Background technology
The data show that International Union Against Cancer announces, the annual cancer mortality number in the whole world is higher than the dead patient's of acquired immune deficiency syndrome (AIDS), malaria and tuberculosis summation at present, the annual newly-increased cases of cancer 1,100 ten thousand in the whole world, the patient nearly 8,000,000 who dies from cancer.As not adopting an effective measure, to the year two thousand thirty, the annual newly-increased cases of cancer in the whole world will increase to 1,600 ten thousand, and the patient who dies from cancer will be increased to 1,150 ten thousand.Obviously rise in the past 20 years of the incidence rate of China's malignant tumor and mortality rate, in some main big cities of China, malignant tumor has occupied the first place in the dead cause of disease, has become the principal disease of harm people ' s health and life.The cancer morbidity of Sheng Gaoing makes researcher constantly seek new and effective anticancer lead compound day by day.
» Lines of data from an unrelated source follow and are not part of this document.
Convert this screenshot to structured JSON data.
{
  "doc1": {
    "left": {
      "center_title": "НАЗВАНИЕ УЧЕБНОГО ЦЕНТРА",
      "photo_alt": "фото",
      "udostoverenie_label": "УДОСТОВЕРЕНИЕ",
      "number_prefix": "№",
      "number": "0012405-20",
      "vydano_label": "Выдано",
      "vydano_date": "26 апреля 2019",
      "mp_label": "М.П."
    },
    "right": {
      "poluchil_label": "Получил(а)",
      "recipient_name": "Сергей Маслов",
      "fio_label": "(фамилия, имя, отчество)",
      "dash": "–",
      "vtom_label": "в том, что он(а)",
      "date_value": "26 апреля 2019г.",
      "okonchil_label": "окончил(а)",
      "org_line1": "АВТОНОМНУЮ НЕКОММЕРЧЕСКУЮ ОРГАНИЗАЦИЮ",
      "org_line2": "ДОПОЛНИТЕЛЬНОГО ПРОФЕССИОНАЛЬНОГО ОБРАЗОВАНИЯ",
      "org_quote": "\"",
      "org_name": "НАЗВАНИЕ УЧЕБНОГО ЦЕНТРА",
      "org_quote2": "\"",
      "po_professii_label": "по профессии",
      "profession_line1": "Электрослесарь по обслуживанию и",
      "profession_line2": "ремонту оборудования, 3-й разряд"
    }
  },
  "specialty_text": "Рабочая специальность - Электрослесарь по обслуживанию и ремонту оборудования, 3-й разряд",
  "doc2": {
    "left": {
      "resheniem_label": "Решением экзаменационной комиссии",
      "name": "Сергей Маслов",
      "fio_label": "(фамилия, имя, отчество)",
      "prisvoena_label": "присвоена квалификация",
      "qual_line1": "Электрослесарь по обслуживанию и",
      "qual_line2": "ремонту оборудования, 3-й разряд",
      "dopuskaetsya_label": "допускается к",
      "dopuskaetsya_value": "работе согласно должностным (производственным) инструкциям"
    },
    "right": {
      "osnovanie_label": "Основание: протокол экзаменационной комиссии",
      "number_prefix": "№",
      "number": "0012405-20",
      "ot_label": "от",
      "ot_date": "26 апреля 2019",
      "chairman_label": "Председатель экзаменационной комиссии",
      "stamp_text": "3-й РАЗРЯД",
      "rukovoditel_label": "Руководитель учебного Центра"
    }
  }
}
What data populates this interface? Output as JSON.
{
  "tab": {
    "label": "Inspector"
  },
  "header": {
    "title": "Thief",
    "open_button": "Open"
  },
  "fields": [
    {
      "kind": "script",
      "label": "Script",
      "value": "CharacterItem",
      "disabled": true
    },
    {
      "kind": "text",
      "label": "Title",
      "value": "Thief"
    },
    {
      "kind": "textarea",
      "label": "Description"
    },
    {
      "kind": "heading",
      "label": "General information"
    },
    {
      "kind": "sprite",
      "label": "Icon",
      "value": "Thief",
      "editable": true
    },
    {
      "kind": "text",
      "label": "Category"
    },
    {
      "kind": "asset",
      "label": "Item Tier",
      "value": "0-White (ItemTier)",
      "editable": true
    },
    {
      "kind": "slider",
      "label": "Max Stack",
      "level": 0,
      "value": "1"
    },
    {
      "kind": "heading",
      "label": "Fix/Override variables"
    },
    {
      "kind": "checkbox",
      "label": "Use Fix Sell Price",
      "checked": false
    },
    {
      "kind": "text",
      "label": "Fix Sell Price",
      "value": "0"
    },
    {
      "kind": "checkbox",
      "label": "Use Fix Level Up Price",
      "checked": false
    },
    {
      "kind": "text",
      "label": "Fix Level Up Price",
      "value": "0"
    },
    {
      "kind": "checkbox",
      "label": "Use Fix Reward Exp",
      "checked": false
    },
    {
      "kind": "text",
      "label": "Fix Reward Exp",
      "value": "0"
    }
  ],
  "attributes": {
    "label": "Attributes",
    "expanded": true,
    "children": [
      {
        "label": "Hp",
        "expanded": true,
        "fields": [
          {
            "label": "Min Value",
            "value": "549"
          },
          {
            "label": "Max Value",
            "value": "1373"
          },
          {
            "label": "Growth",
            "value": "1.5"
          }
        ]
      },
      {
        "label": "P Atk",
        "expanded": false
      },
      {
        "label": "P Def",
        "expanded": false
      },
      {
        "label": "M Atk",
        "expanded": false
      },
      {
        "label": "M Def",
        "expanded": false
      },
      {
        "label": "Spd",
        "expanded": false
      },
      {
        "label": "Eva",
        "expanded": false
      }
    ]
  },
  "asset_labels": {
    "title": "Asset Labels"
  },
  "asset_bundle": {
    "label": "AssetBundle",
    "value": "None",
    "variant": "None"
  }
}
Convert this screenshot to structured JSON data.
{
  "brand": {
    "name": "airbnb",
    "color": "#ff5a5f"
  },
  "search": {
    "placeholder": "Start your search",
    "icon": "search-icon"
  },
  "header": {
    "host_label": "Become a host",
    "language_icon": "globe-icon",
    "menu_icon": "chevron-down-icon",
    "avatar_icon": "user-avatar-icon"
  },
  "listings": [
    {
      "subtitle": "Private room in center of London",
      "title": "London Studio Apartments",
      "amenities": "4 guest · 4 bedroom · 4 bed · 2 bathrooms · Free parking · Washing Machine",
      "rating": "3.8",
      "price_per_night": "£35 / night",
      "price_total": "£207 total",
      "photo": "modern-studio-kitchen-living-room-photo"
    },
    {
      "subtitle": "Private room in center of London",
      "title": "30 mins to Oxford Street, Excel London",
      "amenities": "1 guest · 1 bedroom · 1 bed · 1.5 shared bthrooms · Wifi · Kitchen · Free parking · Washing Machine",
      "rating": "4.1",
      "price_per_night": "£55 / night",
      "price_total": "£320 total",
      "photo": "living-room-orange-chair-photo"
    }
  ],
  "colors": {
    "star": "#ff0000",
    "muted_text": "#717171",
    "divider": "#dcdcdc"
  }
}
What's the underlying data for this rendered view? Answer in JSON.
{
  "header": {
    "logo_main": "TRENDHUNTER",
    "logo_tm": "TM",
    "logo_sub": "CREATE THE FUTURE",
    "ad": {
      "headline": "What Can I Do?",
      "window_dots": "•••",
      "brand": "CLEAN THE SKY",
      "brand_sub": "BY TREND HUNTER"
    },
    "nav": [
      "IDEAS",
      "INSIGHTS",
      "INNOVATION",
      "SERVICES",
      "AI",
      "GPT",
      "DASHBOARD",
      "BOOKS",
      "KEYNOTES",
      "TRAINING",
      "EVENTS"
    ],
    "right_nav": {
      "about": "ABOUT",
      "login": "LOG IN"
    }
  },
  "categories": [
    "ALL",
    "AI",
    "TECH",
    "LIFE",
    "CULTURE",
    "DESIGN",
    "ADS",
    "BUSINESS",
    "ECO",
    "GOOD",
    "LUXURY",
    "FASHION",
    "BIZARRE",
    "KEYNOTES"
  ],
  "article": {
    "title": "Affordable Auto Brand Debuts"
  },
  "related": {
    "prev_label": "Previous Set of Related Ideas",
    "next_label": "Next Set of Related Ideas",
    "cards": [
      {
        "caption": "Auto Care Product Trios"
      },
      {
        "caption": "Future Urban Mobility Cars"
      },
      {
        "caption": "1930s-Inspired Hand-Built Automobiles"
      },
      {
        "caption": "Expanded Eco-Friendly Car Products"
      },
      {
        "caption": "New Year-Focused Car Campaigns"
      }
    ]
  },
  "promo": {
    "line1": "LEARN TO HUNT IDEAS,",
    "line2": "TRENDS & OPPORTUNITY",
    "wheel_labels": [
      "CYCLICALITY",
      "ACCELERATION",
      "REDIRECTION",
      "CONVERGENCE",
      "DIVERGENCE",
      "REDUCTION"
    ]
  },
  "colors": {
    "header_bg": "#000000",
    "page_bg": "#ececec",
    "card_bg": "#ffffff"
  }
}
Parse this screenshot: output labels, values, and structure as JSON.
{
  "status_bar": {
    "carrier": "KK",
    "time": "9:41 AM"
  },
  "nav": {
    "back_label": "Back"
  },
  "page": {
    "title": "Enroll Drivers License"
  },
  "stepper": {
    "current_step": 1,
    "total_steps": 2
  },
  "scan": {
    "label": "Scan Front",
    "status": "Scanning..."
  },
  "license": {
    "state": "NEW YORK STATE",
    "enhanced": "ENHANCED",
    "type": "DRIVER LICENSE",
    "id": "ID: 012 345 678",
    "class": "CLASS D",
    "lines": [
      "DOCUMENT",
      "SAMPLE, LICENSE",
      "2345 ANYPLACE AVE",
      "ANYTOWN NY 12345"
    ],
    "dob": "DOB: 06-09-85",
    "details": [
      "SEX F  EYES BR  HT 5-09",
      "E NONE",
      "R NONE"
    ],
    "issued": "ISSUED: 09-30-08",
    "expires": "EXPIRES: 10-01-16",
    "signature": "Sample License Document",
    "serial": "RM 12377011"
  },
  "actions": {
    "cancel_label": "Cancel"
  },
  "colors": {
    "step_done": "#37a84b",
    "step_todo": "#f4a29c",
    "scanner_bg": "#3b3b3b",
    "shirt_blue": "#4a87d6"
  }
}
In order to break away from the synthetic blindness of cancer therapy drug, all be devoted to study the mechanism of action of various anticancer complexes and DNA both at home and abroad.The report of research anticancer complex and the DNA mechanism of action is a lot, and past attempts is used biochemical means more, is colony's cell after the homogenate but biochemical means study, can not keep the living cells state, and can not study at individual cells according to the heterogeneity of cell; Use the fluorescence means in recent years mostly, select for use some fluorescence molecule as probe, the mechanism of action of coming researching DNA and micromolecule and medicine by the change in fluorescence of probe mark molecule, thus inquire into pathogenesis and screening and the new high-efficiency low-toxicity medicine of design.Research report is arranged at present: the anticarcinogen amycin has red autofluorescence under the suitableeest green exciting light, can observe this medicine whereby in intracellular distribution and follow the trail of the dynamic process that it is taken in, discharges.As seen, a kind of chemical compound with fluorescence, self can have the cell marking recognition function.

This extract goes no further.